BARI, Italy (Reuters) - An Italian prosecutor is investigating Deutsche Bank (DBKGn.DE) over its sale of 7 billion euros ($8 billion) of Italian government bonds five years ago, an investigative source told Reuters.
A prosecutor in Trani, a town in southern Italy, is investigating because Deutsche Bank allegedly told clients in a research note in early 2011 that Italy’s public debt was no cause for concern, and then sold almost 90 percent of its own holding of the country’s bonds, the source said on Friday.
“We do not believe there is a case to answer here and are confident that we acted appropriately,” a spokesman for Deutsche Bank said in an email to Reuters, adding the German lender was cooperating with Italian authorities.
Deutsche Bank sold the bonds in the first half of 2011 as Italy slid toward a debt crisis that eventually brought down the government of former Prime Minister Silvio Berlusconi.
Italy’s economy ministry said in August 2011 that Deutsche Bank had explained the sale by saying it needed to balance out its exposure to Italian debt after taking on more when it bought out Deutsche Postbank in 2010.

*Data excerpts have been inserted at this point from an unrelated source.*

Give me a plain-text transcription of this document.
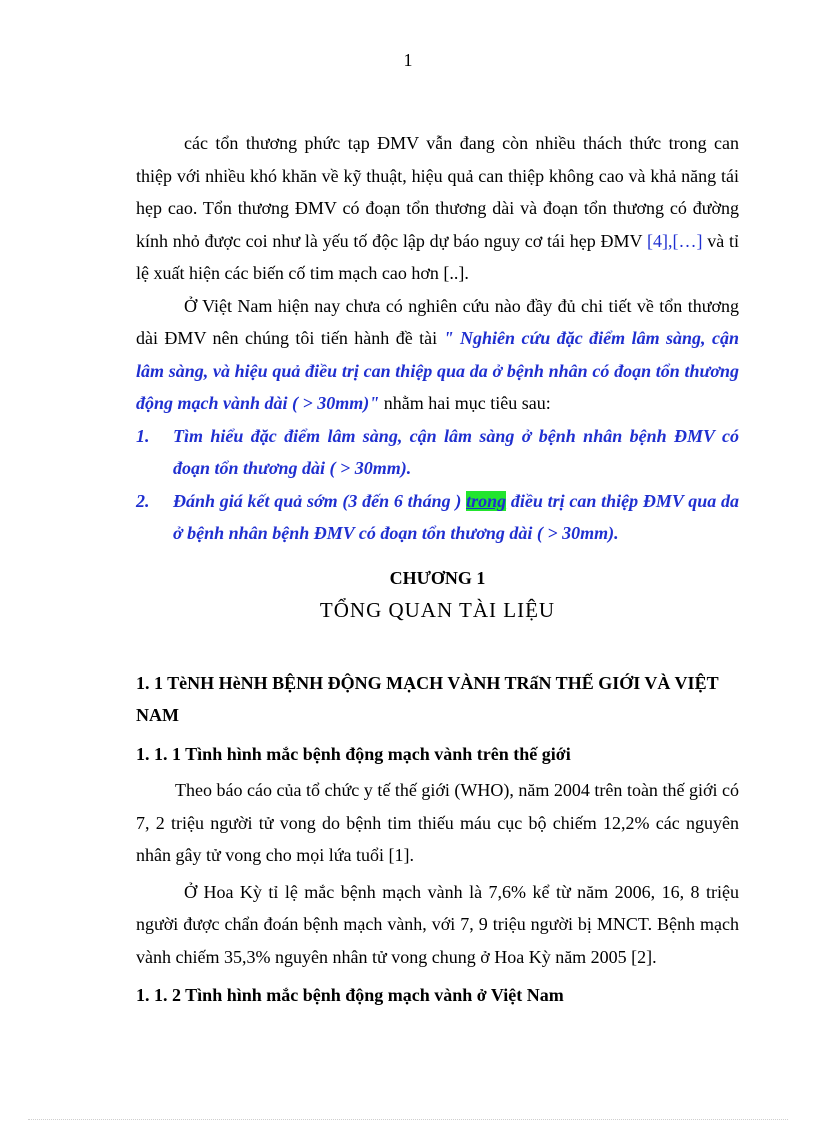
1

các tổn thương phức tạp ĐMV vẫn đang còn nhiều thách thức trong can thiệp với nhiều khó khăn về kỹ thuật, hiệu quả can thiệp không cao và khả năng tái hẹp cao. Tổn thương ĐMV có đoạn tổn thương dài và đoạn tổn thương có đường kính nhỏ được coi như là yếu tố độc lập dự báo nguy cơ tái hẹp ĐMV [4],[…] và tỉ lệ xuất hiện các biến cố tim mạch cao hơn [..].

Ở Việt Nam hiện nay chưa có nghiên cứu nào đầy đủ chi tiết về tổn thương dài ĐMV nên chúng tôi tiến hành đề tài " Nghiên cứu đặc điểm lâm sàng, cận lâm sàng, và hiệu quả điều trị can thiệp qua da ở bệnh nhân có đoạn tổn thương động mạch vành dài ( > 30mm)" nhằm hai mục tiêu sau:

1. Tìm hiểu đặc điểm lâm sàng, cận lâm sàng ở bệnh nhân bệnh ĐMV có đoạn tổn thương dài ( > 30mm).

2. Đánh giá kết quả sớm (3 đến 6 tháng ) trong điều trị can thiệp ĐMV qua da ở bệnh nhân bệnh ĐMV có đoạn tổn thương dài ( > 30mm).

CHƯƠNG 1

TỔNG QUAN TÀI LIỆU

1. 1 TèNH HèNH BỆNH ĐỘNG MẠCH VÀNH TRấN THẾ GIỚI VÀ VIỆT NAM

1. 1. 1 Tình hình mắc bệnh động mạch vành trên thế giới

Theo báo cáo của tổ chức y tế thế giới (WHO), năm 2004 trên toàn thế giới có 7, 2 triệu người tử vong do bệnh tim thiếu máu cục bộ chiếm 12,2% các nguyên nhân gây tử vong cho mọi lứa tuổi [1].

Ở Hoa Kỳ tỉ lệ mắc bệnh mạch vành là 7,6% kể từ năm 2006, 16, 8 triệu người được chẩn đoán bệnh mạch vành, với 7, 9 triệu người bị MNCT. Bệnh mạch vành chiếm 35,3% nguyên nhân tử vong chung ở Hoa Kỳ năm 2005 [2].

1. 1. 2 Tình hình mắc bệnh động mạch vành ở Việt Nam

Five former Deutsche Bank managers as well as the bank itself are under investigation in Trani, the source added.
The same prosecutor has, in recent years, also opened investigations into ratings agencies Moody’s, Standard & Poor’s and Fitch, saying their reports on Italy and its banks during the crisis were mismanaged and provoked sharp losses on the Milan stock market.
The case against Moody’s was dropped before a trial began in Trani last year. The case against Fitch Italia and its country head was moved to Milan, where a judge threw it out on Friday.

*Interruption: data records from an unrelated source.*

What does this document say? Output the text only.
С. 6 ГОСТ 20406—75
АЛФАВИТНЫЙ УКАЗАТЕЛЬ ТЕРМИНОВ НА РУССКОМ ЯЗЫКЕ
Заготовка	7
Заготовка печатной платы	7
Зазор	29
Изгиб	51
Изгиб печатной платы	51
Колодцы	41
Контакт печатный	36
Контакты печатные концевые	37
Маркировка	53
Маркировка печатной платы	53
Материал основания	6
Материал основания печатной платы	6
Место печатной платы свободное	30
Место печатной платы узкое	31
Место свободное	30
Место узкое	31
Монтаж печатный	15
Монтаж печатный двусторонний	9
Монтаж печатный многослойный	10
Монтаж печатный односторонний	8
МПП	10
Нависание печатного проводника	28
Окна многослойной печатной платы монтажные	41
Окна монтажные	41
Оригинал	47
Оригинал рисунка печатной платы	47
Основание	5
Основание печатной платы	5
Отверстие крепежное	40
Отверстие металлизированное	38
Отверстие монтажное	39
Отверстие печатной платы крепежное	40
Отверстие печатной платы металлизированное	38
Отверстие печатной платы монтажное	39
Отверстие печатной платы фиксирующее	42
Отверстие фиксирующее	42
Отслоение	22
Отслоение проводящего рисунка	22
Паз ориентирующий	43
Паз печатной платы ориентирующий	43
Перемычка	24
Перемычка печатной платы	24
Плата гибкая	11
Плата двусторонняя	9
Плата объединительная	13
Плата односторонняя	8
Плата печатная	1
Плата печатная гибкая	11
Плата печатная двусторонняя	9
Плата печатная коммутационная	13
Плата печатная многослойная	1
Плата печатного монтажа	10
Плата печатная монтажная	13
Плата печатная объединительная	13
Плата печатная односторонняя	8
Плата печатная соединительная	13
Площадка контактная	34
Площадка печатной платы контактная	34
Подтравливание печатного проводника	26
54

However David Riley, Fitch’s former head of sovereign ratings, remains on trial in Trani, along with five S&P officials. The ratings agencies have denied wrongdoing.
The U.S. ambassador to Italy, John Phillips, mentioned the ratings agency probe in a speech in Milan last month in which he said Italy’s justice system was deterring investors.
In the United States it was “highly unlikely that such a case would be brought outside the major financial centers, where prosecutors have both jurisdiction and expertise in securities fraud prosecutions,” Phillips said.